This blog has been brough to you by Kait Fowlie - A student of Narrative in a Digital age, an investigator of all things post print, an avatar in a etheral world ... aren't we all?

Saturday, March 20, 2010

He wants to put Elton John in a headlock and pour beer on his head.


DJ culture has fallen into a place in my life in the city where I can't seem to escape it. I find that a DJ creates a musical atmosphere unparalleled by any other performance. It provides an element of live music, but at the same time, can be ambient. It is unintrusive, and doesn't require an "audience" to sit down and necessarily watch a "show".

I have no qualms with mashups. Lots of people do, as made evident in RIP: Remix Manifesto Personally, I see no reason why taking ideas from other artists and making it something new is frowned upon. Artists do it all the time. To me, it's creativity, its sharing, its consciousness. One thing is for sure - mashups are permeating our society left right and center. They exist everywhere, not just in DJ music, but in the DIY ethic of punk rock, certainly in the pop music of acclaimed stars like Lady Gaga and Beyonce, rap - which relies heavily on sampling, remixes, parody and SO much more. Other art also exhibits mashups - video art, collage, fashion ... the list is infinite, it seems.

Mashups aren't just a recent phenomenon, although it seems like they are gaining considerable popularity of late. Frank Zappa did it in the 1960's, extracting a guitar solo from a song and inserting it into a different song. He called it "xenochrony". He did this in his album Shiek Yerbouti - which is one of my favourite albums of all time - and it sounds so good because of the crazy layers of sound that he utilized this technique to produce. No one gave him a hard time about plagerizing himself, then. Which is essentially, what he was doing with this technique.
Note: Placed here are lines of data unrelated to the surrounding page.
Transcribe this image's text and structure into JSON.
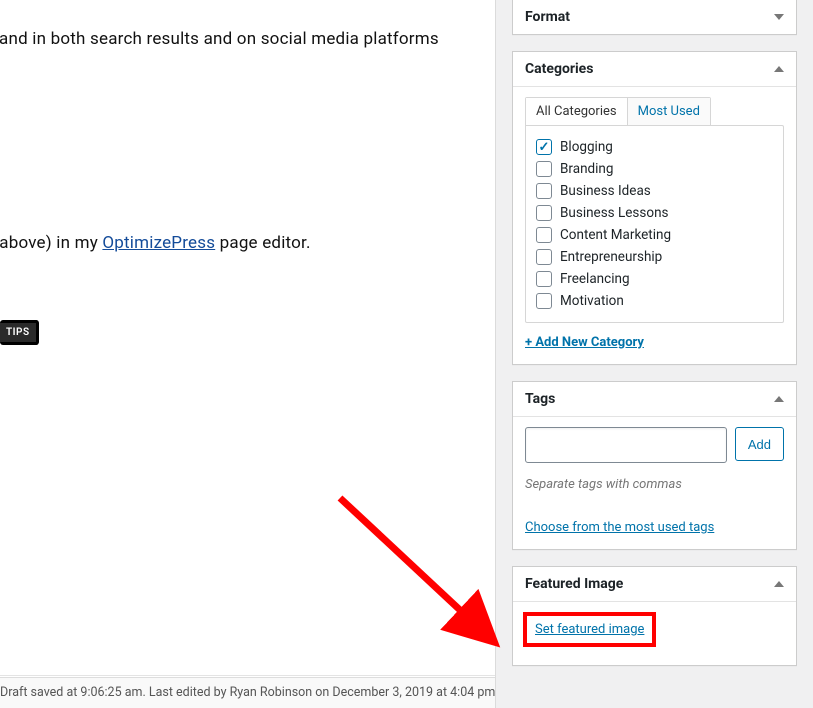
{
  "main": {
    "para1_text": "osts (and in both search results and on social media platforms",
    "para2_prefix": "nere (above) in my ",
    "para2_link": "OptimizePress",
    "para2_suffix": " page editor.",
    "tips_button": "TIPS",
    "status": "Draft saved at 9:06:25 am. Last edited by Ryan Robinson on December 3, 2019 at 4:04 pm"
  },
  "format_panel": {
    "title": "Format"
  },
  "categories_panel": {
    "title": "Categories",
    "tab_all": "All Categories",
    "tab_most": "Most Used",
    "items": [
      {
        "label": "Blogging",
        "checked": true
      },
      {
        "label": "Branding",
        "checked": false
      },
      {
        "label": "Business Ideas",
        "checked": false
      },
      {
        "label": "Business Lessons",
        "checked": false
      },
      {
        "label": "Content Marketing",
        "checked": false
      },
      {
        "label": "Entrepreneurship",
        "checked": false
      },
      {
        "label": "Freelancing",
        "checked": false
      },
      {
        "label": "Motivation",
        "checked": false
      }
    ],
    "add_new": "+ Add New Category"
  },
  "tags_panel": {
    "title": "Tags",
    "add_button": "Add",
    "hint": "Separate tags with commas",
    "choose_link": "Choose from the most used tags"
  },
  "featured_panel": {
    "title": "Featured Image",
    "link": "Set featured image"
  }
}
Sometimes it is necessary to reuse ideas, recontextualize them, and turn them into something new.

So why do people hate on Greg Gillis?

He as a good grasp of the legal consequences of his work, is no fool when it comes to tissue engineering, and appears to throw a mean par-tay.

As we learn in the documentary, sampling even a single note is grounds for a lawsuit ... and his music is "a lawsuit waiting to happen". The issue here is the stealing of intellectual property. His computer is his instrument, one that lends itself wholly to remediation. He sees the moral struggle with collaging two songs together as something that will be dated very shortly. I totally agree. We will look back in a few years, maybe not even that many, and laugh at those on the "copy-right" (as opposed to the "copy-left") with scorn for being so rigid and dreary. Lots of people already do - Girltalk included.

Copy right = copy LAME.

The clip of the interview with Lars Ulrich and his Napster dealio was the most laughable peice of garbage I have ever seen. I was astonished at how conservative and power hungry he was. If I was in Lars's shoes, I would sit back and be satisfied at the musical legacy I had left on the universe and the expansive fan base and millions of dollars I had. I wouldn't be pissed off because some kid who can't afford to buy my CD somewhere downloaded it because he wanted to get down.

I felt really bad for all those poor souls who were being charged crazy sums for downloading music. (Especially that pastor.) These people are only products of their time, not pirates. It just comes down to: would we rather pay to have music, or have it for free? We seem to have the choice, these days. There are so many artists who promote free consumption of their music. Radiohead's album In Rainbows was a "pay what you can" album. But I suppose a band like Radiohead, who has an established fanbase and generally, millions of dollars, can afford to do this.

Is Girltalk a criminal? Not any more than I am, than everyone in the world who downloads free music is, or anyone who has ever sung "happy birthday". Is Girltalk an artist? I think so. In fact, I think he is more of an artist than a lot of stars who make music today.